I'm trying to compute the flux of $F=(x+y,y,z^2)$ across the surface $S$ of equation $z=x^2+y^2$ between the two planes $z=1$ and $z=2$ with the plain definition $\int \int_{S} F \cdot n dS$ and with the divergence theorem
- With the definition of surface integral
I write the parametrization of the lateral surface $S_1$ with $\sigma(z,\theta)=(z \cos(\theta), z \sin(\theta),z)$, where $(z,\theta) \in [1,2] \times [0,2 \pi)$.
$\int_{S_1}F \cdot n dS = \int_{0}^{2 \pi} \int_{1}^2 (z(\cos(\theta) + \sin(\theta)),z \sin(\theta),z^2) \cdot (z \cos(\theta), z \sin(\theta),-z) dzd \theta = \frac{14}{3} \pi – \frac{15}{2} \pi$
$\sigma$ is only a parametrization for the lateral surface of $S$: I need to fill also the two cuts on the upper part $S_2$ and lower part $S_3$.
$S_1$ it's parametrized by $(\rho,\theta)$ polar coordinates with $\rho \in(0,2)$ and $\theta \in [0,2 \pi)$.
By integration, I obtain that $$\int \int_{S_2}F \cdot n dS = 16\pi$$ while $$\int \int_{S_3}F \cdot n dS = \pi$$
So the net flux is $$\frac{14}{3} \pi – \frac{15}{2} \pi + 16 \pi + \pi$$
- Using the divergence theorem
Here the volume $V$ is described by $V=\{x^2+y^2 \leq z^2, z \in [1,2] \}$. By divergence thm, we know that $$\int_{S} F \cdot n dS = \int \int \int_{V} \text{div}(F) dxdydz = \int \int \int_V 2+2z = 2 \text{Vol(V)}- 2 \int \int \int_V z dxdydz$$.

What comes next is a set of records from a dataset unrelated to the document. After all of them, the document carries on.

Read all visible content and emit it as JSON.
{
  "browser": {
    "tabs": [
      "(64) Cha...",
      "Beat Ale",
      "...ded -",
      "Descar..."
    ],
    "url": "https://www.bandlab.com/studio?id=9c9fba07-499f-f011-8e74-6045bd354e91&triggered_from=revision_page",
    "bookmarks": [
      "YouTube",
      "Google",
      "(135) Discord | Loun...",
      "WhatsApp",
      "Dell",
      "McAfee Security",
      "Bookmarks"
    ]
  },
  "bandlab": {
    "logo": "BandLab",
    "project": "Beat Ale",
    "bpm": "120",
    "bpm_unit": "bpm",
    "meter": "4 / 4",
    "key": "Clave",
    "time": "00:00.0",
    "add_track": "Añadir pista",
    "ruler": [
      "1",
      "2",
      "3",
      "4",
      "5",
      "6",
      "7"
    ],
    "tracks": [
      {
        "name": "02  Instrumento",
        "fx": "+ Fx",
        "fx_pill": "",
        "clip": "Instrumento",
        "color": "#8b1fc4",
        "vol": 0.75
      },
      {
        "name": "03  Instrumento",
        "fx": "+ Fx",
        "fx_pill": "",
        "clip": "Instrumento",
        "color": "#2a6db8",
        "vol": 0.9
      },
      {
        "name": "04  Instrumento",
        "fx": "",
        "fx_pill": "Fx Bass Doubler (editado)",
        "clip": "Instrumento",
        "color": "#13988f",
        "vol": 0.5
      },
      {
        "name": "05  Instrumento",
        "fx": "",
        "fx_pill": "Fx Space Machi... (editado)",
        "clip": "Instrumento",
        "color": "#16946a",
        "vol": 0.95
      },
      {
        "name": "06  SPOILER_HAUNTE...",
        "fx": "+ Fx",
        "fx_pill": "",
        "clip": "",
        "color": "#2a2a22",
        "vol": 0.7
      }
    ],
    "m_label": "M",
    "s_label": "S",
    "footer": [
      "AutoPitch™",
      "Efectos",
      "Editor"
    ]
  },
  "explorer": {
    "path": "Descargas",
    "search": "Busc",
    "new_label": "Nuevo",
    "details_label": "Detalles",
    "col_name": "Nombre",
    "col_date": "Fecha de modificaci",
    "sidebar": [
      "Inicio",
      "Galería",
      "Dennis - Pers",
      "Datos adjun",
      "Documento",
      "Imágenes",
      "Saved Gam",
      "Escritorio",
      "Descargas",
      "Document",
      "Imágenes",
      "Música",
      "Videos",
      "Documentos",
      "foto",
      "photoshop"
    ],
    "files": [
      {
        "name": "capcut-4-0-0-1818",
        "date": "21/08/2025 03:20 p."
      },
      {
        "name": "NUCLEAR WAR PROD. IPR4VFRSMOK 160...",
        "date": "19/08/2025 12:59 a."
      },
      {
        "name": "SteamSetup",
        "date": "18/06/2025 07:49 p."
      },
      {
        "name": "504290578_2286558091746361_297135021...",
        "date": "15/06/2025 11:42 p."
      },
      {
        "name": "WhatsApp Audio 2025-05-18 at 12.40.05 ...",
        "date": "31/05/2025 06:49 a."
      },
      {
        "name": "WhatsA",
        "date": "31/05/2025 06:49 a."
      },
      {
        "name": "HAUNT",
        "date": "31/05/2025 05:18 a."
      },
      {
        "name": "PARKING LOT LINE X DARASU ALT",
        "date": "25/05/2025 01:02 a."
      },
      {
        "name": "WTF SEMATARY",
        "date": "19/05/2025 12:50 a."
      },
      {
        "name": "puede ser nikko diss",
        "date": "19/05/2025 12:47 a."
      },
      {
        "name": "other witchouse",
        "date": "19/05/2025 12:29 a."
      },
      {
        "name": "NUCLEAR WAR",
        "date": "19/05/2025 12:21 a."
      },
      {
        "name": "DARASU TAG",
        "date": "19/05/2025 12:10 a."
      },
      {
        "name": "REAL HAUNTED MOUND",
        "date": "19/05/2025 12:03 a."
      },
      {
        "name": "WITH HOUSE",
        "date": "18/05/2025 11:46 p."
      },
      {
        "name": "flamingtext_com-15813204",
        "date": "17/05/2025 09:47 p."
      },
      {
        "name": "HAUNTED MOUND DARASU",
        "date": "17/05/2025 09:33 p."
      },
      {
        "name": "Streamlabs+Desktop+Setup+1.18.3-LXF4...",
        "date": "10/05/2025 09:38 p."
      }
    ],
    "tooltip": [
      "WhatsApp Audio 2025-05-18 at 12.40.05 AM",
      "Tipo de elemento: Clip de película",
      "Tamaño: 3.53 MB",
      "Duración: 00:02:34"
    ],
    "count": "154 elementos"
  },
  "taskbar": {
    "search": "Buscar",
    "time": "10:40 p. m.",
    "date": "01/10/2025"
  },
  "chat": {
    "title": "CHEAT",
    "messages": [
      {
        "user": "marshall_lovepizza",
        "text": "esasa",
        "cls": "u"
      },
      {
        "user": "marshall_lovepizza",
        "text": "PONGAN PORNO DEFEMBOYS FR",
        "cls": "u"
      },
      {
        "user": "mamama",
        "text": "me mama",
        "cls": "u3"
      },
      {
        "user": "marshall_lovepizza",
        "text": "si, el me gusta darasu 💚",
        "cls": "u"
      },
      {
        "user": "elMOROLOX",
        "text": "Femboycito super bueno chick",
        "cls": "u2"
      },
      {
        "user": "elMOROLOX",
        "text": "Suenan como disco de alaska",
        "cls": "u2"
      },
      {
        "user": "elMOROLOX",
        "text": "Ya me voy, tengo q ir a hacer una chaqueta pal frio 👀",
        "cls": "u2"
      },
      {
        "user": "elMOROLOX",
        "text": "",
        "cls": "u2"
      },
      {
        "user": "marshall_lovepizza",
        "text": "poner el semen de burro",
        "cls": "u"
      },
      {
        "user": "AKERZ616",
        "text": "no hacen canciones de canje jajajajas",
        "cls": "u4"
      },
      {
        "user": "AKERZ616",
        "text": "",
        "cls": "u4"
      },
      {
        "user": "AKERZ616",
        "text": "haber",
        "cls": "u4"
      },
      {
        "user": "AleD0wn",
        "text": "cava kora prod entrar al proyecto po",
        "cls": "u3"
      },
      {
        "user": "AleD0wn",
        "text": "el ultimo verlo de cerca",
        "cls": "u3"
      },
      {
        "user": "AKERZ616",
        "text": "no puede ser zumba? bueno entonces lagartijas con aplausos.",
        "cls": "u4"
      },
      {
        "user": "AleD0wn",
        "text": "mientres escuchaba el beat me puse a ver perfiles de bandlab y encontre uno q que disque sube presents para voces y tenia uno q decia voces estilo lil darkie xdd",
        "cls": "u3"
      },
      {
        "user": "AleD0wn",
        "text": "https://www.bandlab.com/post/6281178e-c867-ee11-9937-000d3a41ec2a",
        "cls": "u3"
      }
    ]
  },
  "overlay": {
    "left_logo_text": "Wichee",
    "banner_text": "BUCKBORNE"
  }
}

The volume is $\text{Vol(V)}= \int_1^2 \int_{B_{\sqrt{z}}(0,0)}dxdy dz = \frac{7}{3} \pi$
The other term is $2 \int \int \int_V z dxdydz = 15 \pi $ so the net flux is $$\frac{14}{3} \pi -15 \pi$$
which is different from the previous one (and also negative). I can't spot any error in my computations/reasoning: where am I wrong?
Best Answer
The theorem works: as @Ian wrote in his comment, the flux across the lower surface must be negative. The right computation is $$\int \int_{S_3}(x+y,y,z^2) \cdot n dS = \int_0^{2 \pi} \int_0^1(*,*,1) \cdot(0,0,-\rho)d\rho d\theta = - \pi$$ since $S_3$ has radius $1$. Notice that the outward normal is pointing out, while yours is probably pointing inside the volume $V$ defined by your surface. The other flux across $S_1$ is $16 \pi$, which can be done as the one above. That said, your net flux using the definition is $\frac{14}{3} \pi - \frac{15}{2} \pi + 16 \pi - \pi = \frac{14}{3} \pi + \frac{15}{2}\pi$
There's another problem in your divergence: that integral is $$\int \int \int_V 2 + 2z dxdydz = \int_1^2 \int_{B_z(0,0)}2+2z dxdydz =[\ldots ] = \frac{14}{3} \pi +\frac{15}{2} \pi$$ which confirms the previous result.